Monday is an awful way to spend 1/7 of your week.

Plan to be spontaneous tomorrow.

If you think nobody cares, try missing a couple of payments.

How many of you believe in telekinesis? Raise my hand...

OK, so what's the speed of dark?

How do you tell when you're out of invisible ink?

If everything seems to be going well, you have obviously overlooked something.

Hard work pays off in the future. Laziness pays off now.

What happens if you get scared half to death twice?

I used to have an open mind but my brains kept falling out.

I couldn't repair your brakes, so I made your horn louder.

Outside of a dog, a book is probably man's best friend. Inside of a dog, it's too dark to read.

Last night I lay in bed looking up at the stars in the sky, and I thought to myself, where is the ceiling?

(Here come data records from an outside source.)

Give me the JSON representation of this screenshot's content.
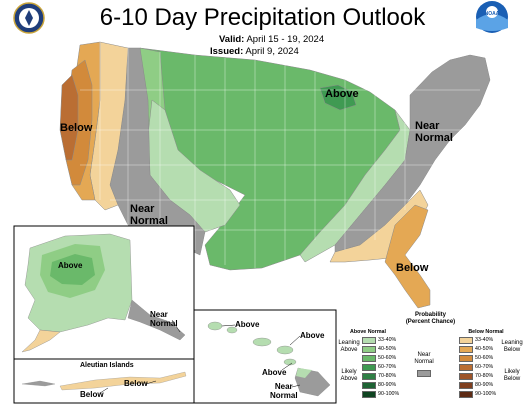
{
  "title": "6-10 Day Precipitation Outlook",
  "valid_label": "Valid:",
  "valid_value": "April 15 - 19, 2024",
  "issued_label": "Issued:",
  "issued_value": "April 9, 2024",
  "map_labels": {
    "above_great_lakes": "Above",
    "below_west": "Below",
    "near_normal_northeast": "Near\nNormal",
    "near_normal_southwest": "Near\nNormal",
    "below_southeast": "Below",
    "above_alaska": "Above",
    "near_normal_alaska": "Near\nNormal",
    "aleutian_title": "Aleutian Islands",
    "aleutian_below_1": "Below",
    "aleutian_below_2": "Below",
    "hawaii_above_1": "Above",
    "hawaii_above_2": "Above",
    "hawaii_above_3": "Above",
    "hawaii_near_normal": "Near\nNormal"
  },
  "legend": {
    "title": "Probability\n(Percent Chance)",
    "above_header": "Above Normal",
    "below_header": "Below Normal",
    "leaning_above": "Leaning\nAbove",
    "likely_above": "Likely\nAbove",
    "near_normal": "Near\nNormal",
    "leaning_below": "Leaning\nBelow",
    "likely_below": "Likely\nBelow",
    "ranges": [
      "33-40%",
      "40-50%",
      "50-60%",
      "60-70%",
      "70-80%",
      "80-90%",
      "90-100%"
    ],
    "above_colors": [
      "#b5ddb0",
      "#8fcd85",
      "#6ab96a",
      "#3f9a52",
      "#2f7f45",
      "#1e6334",
      "#0f4421"
    ],
    "below_colors": [
      "#f3d39a",
      "#e4a854",
      "#d28a3b",
      "#ba6e33",
      "#9d5429",
      "#7f3f1f",
      "#5e2b14"
    ],
    "near_color": "#9b9b9b"
  },
  "colors": {
    "above_33": "#b5ddb0",
    "above_40": "#8fcd85",
    "above_50": "#6ab96a",
    "near": "#9b9b9b",
    "below_33": "#f3d39a",
    "below_40": "#e4a854",
    "below_50": "#d28a3b",
    "below_60": "#ba6e33"
  },
  "icons": [
    "department-of-commerce-seal-icon",
    "noaa-logo-icon"
  ]
}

There is a fine line between genius and insanity.
I have erased this line.

I got a sweater for Christmas...I really wanted a screamer or a moaner.

If Jimmy cracks corn and no one cares, why is there a song about him?

Why do people point to their wrist when asking for the time, but don't point to their crotch when they ask where the bathroom is?

Why is a person that handles your money called a "Broker"?

Is Disney World the only people trap operated by a mouse?

Growing old is mandatory; growing up is optional.

My mind not only wanders; sometimes it leaves completely.

Time may be a great healer, but it's a lousy beautician.

Why don't you ever see the headline "Psychic Wins Lottery"?

Why is "abbreviated" such a long word?

Why is it that doctors call what they do "practice"?

Why are they called apartments when they are all stuck together?

If con is the opposite of pro, is Congress the opposite of progress?